Commento al Vangelo della seconda domenica del tempo ordinario (A)
Nella seconda domenica del tempo ordinario si legge la versione del vangelo di Giovanni del Battesimo di Gesù, nella testimonianza dal Battista.
Gv 1,29-34
In quel tempo, Giovanni, vedendo Gesù venire verso di lui, disse: «Ecco l’agnello di Dio, colui che toglie il peccato del mondo! Egli è colui del quale ho detto: “Dopo di me viene un uomo che è avanti a me, perché era prima di me”. Io non lo conoscevo, ma sono venuto a battezzare nell’acqua, perché egli fosse manifestato a Israele».
Giovanni testimoniò dicendo: «Ho contemplato lo Spirito discendere come una colomba dal cielo e rimanere su di lui. Io non lo conoscevo, ma proprio colui che mi ha inviato a battezzare nell’acqua mi disse: “Colui sul quale vedrai discendere e rimanere lo Spirito, è lui che battezza nello Spirito Santo”. E io ho visto e ho testimoniato che questi è il Figlio di Dio».
Giovanni compie la sua missione di indicarci Il Figlio di Dio che è venuto tra noi.
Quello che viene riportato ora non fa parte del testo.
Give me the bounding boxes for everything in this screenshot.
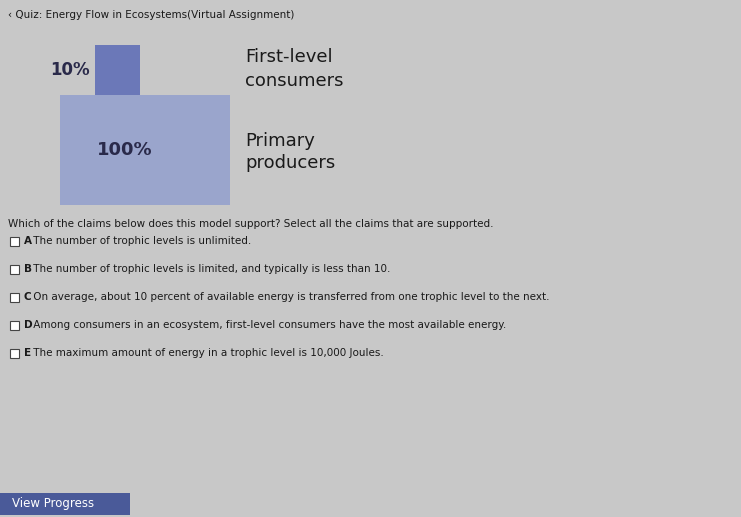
Text: First-level: First-level [245,49,333,67]
Bar [10,321,19,330]
Text: D: D [24,321,33,330]
Text: producers: producers [245,154,335,172]
Bar [10,349,19,358]
Text: A: A [24,236,32,247]
Text: C: C [24,293,32,302]
Text: B: B [24,265,32,275]
Text: Among consumers in an ecosystem, first-level consumers have the most available e: Among consumers in an ecosystem, first-l… [30,321,506,330]
Text: The maximum amount of energy in a trophic level is 10,000 Joules.: The maximum amount of energy in a trophi… [30,348,384,358]
Bar [10,293,19,302]
Text: The number of trophic levels is unlimited.: The number of trophic levels is unlimite… [30,236,251,247]
Bar [60,95,230,205]
Text: 100%: 100% [97,141,153,159]
Text: Which of the claims below does this model support? Select all the claims that ar: Which of the claims below does this mode… [8,219,494,229]
Bar [10,237,19,246]
Text: 10%: 10% [50,61,90,79]
Bar [0,493,130,515]
Text: View Progress: View Progress [12,497,94,510]
Text: The number of trophic levels is limited, and typically is less than 10.: The number of trophic levels is limited,… [30,265,391,275]
Text: On average, about 10 percent of available energy is transferred from one trophic: On average, about 10 percent of availabl… [30,293,550,302]
Text: consumers: consumers [245,72,344,90]
Text: Primary: Primary [245,132,315,150]
Bar [10,265,19,274]
Bar [95,45,140,95]
Text: ‹ Quiz: Energy Flow in Ecosystems(Virtual Assignment): ‹ Quiz: Energy Flow in Ecosystems(Virtua… [8,10,294,20]
Text: E: E [24,348,31,358]
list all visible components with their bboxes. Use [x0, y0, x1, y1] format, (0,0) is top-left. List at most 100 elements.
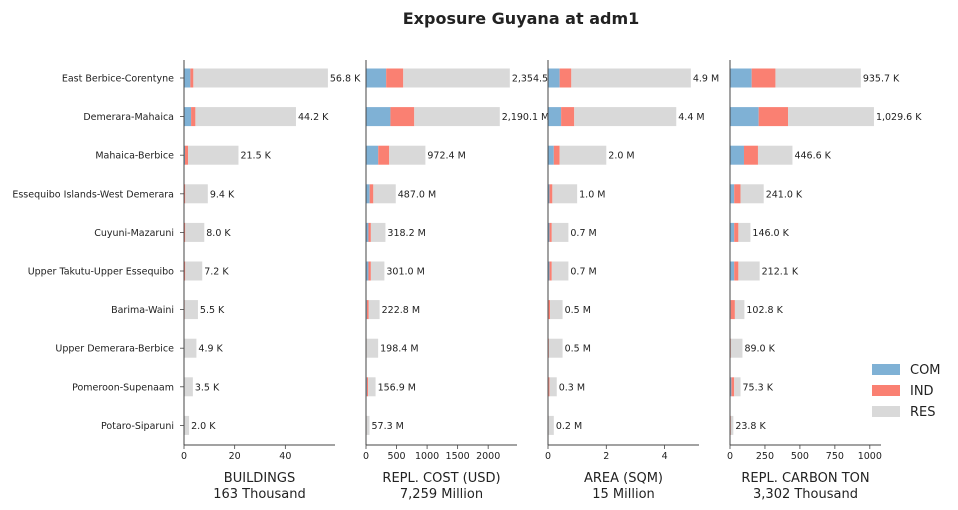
bar-res	[370, 222, 386, 242]
bar-ind	[734, 261, 739, 281]
total-label: 4.4 M	[678, 112, 704, 123]
bar-res	[740, 184, 764, 204]
total-label: 0.7 M	[570, 228, 596, 239]
bar-res	[188, 145, 239, 165]
bar-res	[368, 300, 380, 320]
bar-com	[730, 107, 759, 127]
bar-ind	[366, 300, 369, 320]
total-label: 0.5 M	[565, 344, 591, 355]
bar-ind	[549, 222, 552, 242]
bar-ind	[368, 261, 371, 281]
x-tick-label: 500	[791, 451, 809, 462]
bar-res	[571, 68, 691, 88]
bar-ind	[549, 184, 553, 204]
bar-res	[370, 261, 385, 281]
bar-res	[775, 68, 861, 88]
bar-com	[366, 184, 370, 204]
bar-res	[184, 338, 197, 358]
bar-ind	[734, 222, 739, 242]
total-label: 972.4 M	[427, 151, 465, 162]
bar-com	[366, 68, 387, 88]
bar-ind	[559, 68, 572, 88]
bar-com	[366, 145, 379, 165]
bar-ind	[185, 145, 189, 165]
total-label: 2,190.1 M	[502, 112, 549, 123]
total-label: 198.4 M	[380, 344, 418, 355]
bar-ind	[184, 261, 186, 281]
total-label: 75.3 K	[743, 382, 774, 393]
panel-4: 935.7 K 1,029.6 K 446.6 K 241.0 K 146.0 K 212…	[727, 60, 922, 502]
x-tick-label: 0	[363, 451, 369, 462]
bar-com	[730, 261, 735, 281]
bar-res	[368, 377, 376, 397]
bar-res	[559, 145, 607, 165]
x-tick-label: 250	[756, 451, 774, 462]
bar-com	[548, 222, 550, 242]
bar-res	[551, 261, 569, 281]
bar-res	[734, 377, 741, 397]
bar-res	[549, 377, 557, 397]
x-tick-label: 4	[662, 451, 668, 462]
x-axis-label: REPL. COST (USD)	[382, 471, 500, 486]
total-label: 146.0 K	[752, 228, 789, 239]
bar-res	[730, 338, 743, 358]
bar-res	[193, 68, 328, 88]
x-tick-label: 750	[826, 451, 844, 462]
bar-com	[366, 261, 369, 281]
legend-swatch-res	[872, 406, 900, 417]
x-tick-label: 40	[279, 451, 291, 462]
region-label: Barima-Waini	[111, 305, 174, 316]
bar-res	[548, 415, 554, 435]
bar-com	[548, 184, 550, 204]
region-label: Demerara-Mahaica	[83, 112, 174, 123]
region-labels: East Berbice-Corentyne Demerara-Mahaica Ma…	[12, 74, 184, 432]
region-label: Upper Demerara-Berbice	[55, 344, 174, 355]
total-label: 2.0 M	[608, 151, 634, 162]
bar-res	[184, 300, 198, 320]
total-label: 446.6 K	[794, 151, 831, 162]
total-label: 8.0 K	[206, 228, 231, 239]
total-label: 4.9 K	[198, 344, 223, 355]
total-label: 1.0 M	[579, 189, 605, 200]
bar-ind	[751, 68, 776, 88]
bar-com	[548, 261, 550, 281]
x-tick-label: 500	[387, 451, 405, 462]
bar-ind	[386, 68, 404, 88]
bar-res	[552, 184, 578, 204]
total-label: 0.2 M	[556, 421, 582, 432]
chart-panels: 56.8 K 44.2 K 21.5 K 9.4 K 8.0 K 7.2 K 5.5 K 4.…	[181, 60, 922, 502]
figure-title: Exposure Guyana at adm1	[403, 9, 640, 28]
bar-res	[757, 145, 793, 165]
bar-ind	[390, 107, 415, 127]
bar-res	[184, 415, 190, 435]
legend-label: RES	[910, 405, 936, 420]
bar-res	[185, 222, 205, 242]
panel-1: 56.8 K 44.2 K 21.5 K 9.4 K 8.0 K 7.2 K 5.5 K 4.…	[181, 60, 361, 502]
legend-label: IND	[910, 384, 934, 399]
total-label: 89.0 K	[744, 344, 775, 355]
total-label: 21.5 K	[240, 151, 271, 162]
total-label: 2,354.5	[512, 74, 548, 85]
bar-res	[738, 222, 751, 242]
bar-res	[551, 222, 569, 242]
bar-res	[195, 107, 296, 127]
bar-res	[185, 184, 208, 204]
bar-res	[574, 107, 677, 127]
x-tick-label: 0	[545, 451, 551, 462]
bar-ind	[184, 184, 186, 204]
bar-com	[366, 222, 369, 242]
bar-ind	[734, 184, 741, 204]
bar-com	[184, 107, 192, 127]
bar-res	[366, 338, 379, 358]
bar-com	[730, 145, 744, 165]
bar-ind	[561, 107, 575, 127]
total-label: 212.1 K	[762, 267, 799, 278]
bar-com	[366, 107, 391, 127]
total-label: 23.8 K	[735, 421, 766, 432]
bar-res	[403, 68, 510, 88]
total-label: 487.0 M	[398, 189, 436, 200]
region-label: Essequibo Islands-West Demerara	[12, 189, 174, 200]
bar-com	[730, 68, 752, 88]
panel-2: 2,354.5 2,190.1 M 972.4 M 487.0 M 318.2 M 301…	[363, 60, 549, 502]
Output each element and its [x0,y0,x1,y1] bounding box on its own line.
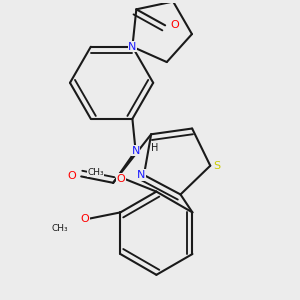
Text: O: O [117,174,126,184]
Text: O: O [67,171,76,182]
Text: CH₃: CH₃ [87,168,104,177]
Text: N: N [131,146,140,156]
Text: N: N [128,42,136,52]
Text: O: O [170,20,179,30]
Text: CH₃: CH₃ [51,224,68,233]
Text: S: S [213,161,220,171]
Text: H: H [151,142,158,153]
Text: N: N [136,170,145,180]
Text: O: O [81,214,89,224]
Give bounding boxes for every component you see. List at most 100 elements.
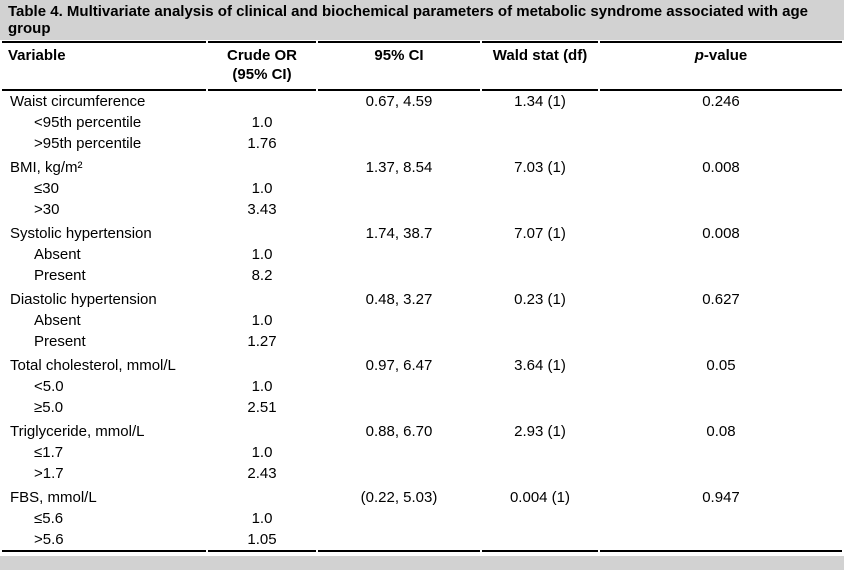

Lo fa dicendo quelle parole che ascoltiamo in ogni messa: Ecco l’agnello di Dio! E’ agnello come quello pasquale il cui sangue versato salvò tutti i primogeniti delle famiglie di Israele in Egitto. Allora ogni famiglia doveva avere un agnello, e spargere il suo sangue sullo stipite della casa. Adesso l’agnello è unico per tutto il popolo, per tutto il mondo. Non è l’agnello di famiglia, ma l’agnello di Dio. E’ avvenuto un cambiamento grande. Un ribaltamento totale.
Quando Israele temeva per la propria sorte per mano dei Filistei, implorava Samuele di intercedere presso Dio per loro. E Samuele prese un agnello e lo offrì tutto a Dio in olocausto. E Il Signore lo esaudì (1 Sam 7,8-9). Samuele faceva quello che tutte le religioni facevano: offrire a Dio animali e frutti della terra come vittime propiziatorie per i peccati. Adesso, con Gesù è cambiato tutto. L’agnello non è più del popolo, del sacerdote, dell’offerente. E’ di Dio. Anzi è Dio stesso. Non si è mai sentita questa cosa. E’ infinitamente nuova. In aramaico la parola “agnello” è la stessa con cui si dice “servo”. Ecco l’agnello di Dio: ecco il servo di Dio. Dunque i carmi del servo del Signore, di Isaia, si applicano tutti a Gesù. E in lui escono dall’oscurità e trovano tutta la loro luce: “Ora ha parlato il Signore, che mi ha plasmato suo servo dal seno materno per ricondurre a lui Giacobbe e a lui riunire Israele (…) e ha detto: «È troppo poco che tu sia mio servo per restaurare le tribù di Giacobbe e ricondurre i superstiti d’Israele. Io ti renderò luce delle nazioni, perché porti la mia salvezza fino all’estremità della terra». Un unico agnello per salvare tutta la famiglia umana. Che toglie il peccato del mondo, dice Giovanni: al presente e al singolare. Toglie, adesso. Non i singoli peccati per cui bisogna moltiplicare all’infinito i sacrifici, no: toglie il peccato che li raduna tutti. Lo fa sempre, è il suo compito. Come fa a togliere il peccato? Come agnello immolato. Come pecora muta. Toglie il peccato con il suo sacrificio, ma non è un sacrificio come quello degli agnelli, che morivano, venivano bruciati e basta. Gesù dà la sua vita. Il suo corpo e il suo sangue sono donati perché noi abbiamo la vita in abbondanza. Anzi ci avverte: se non mangiate la carne del figlio dell’uomo e non bevete il suo sangue, non avete in voi la vita. Chi mangia la mia carne e beve il mio sangue ha la vita eterna e io lo resusciterò nell’ultimo giorno” (Gv 6, 53-54). E’ un sacrificio di vita e non di morte. Vede l’umanità perduta e abbandonata, come pecore senza pastore, e la va a cercare. Vede tutti gli uomini come amici dispersi, e dà la vita per i propri amici. Vittima d’amore. Sentendo parlare così Giovanni due dei suoi discepoli seguono Gesù e gli chiedono dove abita. Anche noi: tu solo hai parole di vita eterna.